The result is that the redwood trees are able the water they need.
They’re also able to make use of the extra oxygen.
“The redwoods are doing all of this in their habitat and can make use out of that water in very sustainable ways,” said lead author Dr David Aiken, from the University of Otago in New Zealand.
The scientists wanted to know how much water is being lost by the trees and how much is being returned.
This could be important for future generations because it could help improve water quality.
The findings are a major breakthrough because they help to explain how the trees in fact benefit from the water being lost.
“We know the water from rivers, lakes and streams is good for plants, but we know it is not good for humans,” said Aiken.
“This study is a big step towards understanding how the plants benefit from these water reserves.”
The research team studied the water quality of the coastal marsheds in southern China, including the coastal towns of Xi’an, Chongqing, Chengdu and Ningbo.
They looked at the water entering the trees via the soil and found that there was plenty of oxygen in the water, which can help to grow plants and the trees.
The authors believe the trees’ ability to take in more oxygen than the surrounding vegetation and the ability to release water to the surrounding land, could make them good water-collectors.

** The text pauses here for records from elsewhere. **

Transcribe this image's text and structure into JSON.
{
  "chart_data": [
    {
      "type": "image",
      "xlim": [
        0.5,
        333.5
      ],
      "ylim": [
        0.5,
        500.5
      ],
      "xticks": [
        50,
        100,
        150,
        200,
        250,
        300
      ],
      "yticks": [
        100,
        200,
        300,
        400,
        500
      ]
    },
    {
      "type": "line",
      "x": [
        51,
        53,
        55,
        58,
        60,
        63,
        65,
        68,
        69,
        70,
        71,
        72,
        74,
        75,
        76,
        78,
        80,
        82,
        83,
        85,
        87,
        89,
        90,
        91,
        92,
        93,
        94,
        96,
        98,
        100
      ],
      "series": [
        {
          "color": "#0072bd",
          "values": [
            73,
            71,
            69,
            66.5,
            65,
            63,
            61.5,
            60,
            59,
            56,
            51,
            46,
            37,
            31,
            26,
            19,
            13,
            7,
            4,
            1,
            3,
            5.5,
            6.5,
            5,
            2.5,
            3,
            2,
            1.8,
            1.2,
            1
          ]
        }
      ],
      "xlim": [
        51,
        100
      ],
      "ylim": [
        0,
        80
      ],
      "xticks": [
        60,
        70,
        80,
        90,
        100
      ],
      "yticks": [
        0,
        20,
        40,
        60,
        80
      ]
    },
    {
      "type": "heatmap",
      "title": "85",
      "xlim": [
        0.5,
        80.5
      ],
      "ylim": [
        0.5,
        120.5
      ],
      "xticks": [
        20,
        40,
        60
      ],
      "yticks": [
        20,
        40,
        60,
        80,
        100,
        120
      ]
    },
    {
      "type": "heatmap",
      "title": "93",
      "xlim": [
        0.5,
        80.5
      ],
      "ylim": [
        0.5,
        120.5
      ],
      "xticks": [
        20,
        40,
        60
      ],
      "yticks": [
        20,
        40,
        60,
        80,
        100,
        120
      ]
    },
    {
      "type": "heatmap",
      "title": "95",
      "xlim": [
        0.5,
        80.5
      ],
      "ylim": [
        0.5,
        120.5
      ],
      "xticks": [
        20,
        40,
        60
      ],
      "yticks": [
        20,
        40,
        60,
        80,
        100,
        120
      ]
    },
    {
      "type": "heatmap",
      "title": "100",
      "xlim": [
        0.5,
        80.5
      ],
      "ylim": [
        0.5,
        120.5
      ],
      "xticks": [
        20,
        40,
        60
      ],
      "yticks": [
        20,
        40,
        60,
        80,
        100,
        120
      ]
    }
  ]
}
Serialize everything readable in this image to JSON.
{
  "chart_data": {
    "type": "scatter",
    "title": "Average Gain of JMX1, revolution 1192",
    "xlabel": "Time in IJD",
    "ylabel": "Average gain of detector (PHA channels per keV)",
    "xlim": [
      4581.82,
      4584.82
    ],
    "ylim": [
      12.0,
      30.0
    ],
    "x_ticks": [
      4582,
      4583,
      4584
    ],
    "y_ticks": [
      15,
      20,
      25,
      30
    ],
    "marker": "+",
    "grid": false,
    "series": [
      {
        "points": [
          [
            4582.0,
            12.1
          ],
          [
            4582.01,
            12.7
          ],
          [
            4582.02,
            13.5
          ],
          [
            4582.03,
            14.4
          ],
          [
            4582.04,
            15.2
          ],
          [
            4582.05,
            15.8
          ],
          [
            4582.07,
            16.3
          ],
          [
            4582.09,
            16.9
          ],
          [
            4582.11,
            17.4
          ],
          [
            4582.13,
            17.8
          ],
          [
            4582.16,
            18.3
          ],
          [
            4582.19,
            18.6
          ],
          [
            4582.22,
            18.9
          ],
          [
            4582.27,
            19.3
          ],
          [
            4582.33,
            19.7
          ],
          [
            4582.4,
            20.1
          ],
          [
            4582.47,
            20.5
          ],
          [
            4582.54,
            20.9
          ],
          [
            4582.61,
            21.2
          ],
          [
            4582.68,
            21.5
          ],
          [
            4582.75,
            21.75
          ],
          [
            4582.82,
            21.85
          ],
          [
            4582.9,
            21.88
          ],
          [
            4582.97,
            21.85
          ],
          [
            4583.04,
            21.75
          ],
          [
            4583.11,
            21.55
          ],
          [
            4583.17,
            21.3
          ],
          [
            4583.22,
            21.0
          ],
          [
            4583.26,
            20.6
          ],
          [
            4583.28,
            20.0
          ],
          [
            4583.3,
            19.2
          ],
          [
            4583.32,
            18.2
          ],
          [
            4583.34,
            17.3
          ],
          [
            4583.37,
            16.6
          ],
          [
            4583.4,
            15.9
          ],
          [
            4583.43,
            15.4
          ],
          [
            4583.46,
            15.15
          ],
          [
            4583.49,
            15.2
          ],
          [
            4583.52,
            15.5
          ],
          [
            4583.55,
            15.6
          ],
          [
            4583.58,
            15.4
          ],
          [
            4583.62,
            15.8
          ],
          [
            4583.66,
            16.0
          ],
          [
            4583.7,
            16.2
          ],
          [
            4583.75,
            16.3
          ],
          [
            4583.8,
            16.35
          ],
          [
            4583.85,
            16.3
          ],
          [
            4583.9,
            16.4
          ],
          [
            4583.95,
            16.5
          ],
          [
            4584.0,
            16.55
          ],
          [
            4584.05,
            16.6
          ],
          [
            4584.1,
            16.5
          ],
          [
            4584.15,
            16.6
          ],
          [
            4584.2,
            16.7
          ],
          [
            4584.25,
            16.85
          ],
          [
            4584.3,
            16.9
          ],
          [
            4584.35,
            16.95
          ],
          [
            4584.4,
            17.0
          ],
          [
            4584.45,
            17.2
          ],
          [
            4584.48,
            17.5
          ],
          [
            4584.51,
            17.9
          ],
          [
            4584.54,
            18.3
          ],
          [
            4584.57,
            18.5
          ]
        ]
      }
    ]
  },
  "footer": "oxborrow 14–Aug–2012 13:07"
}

They also found that when they were planted on flat surfaces, the trees could absorb up a significant amount of water.
“When you plant a tree in the ocean, it takes up a lot of water because the surface water in the open ocean is a lot richer than it is in the marshy marshy habitat of inland China,” Aiken said.
The research has been funded by the Natural Environment Research Council (NERC), the National Institute for Water Resources Science and Technology (NIWR), the Australian Research Council and the National Science Foundation (NSF).
This article first appeared on New Scientist.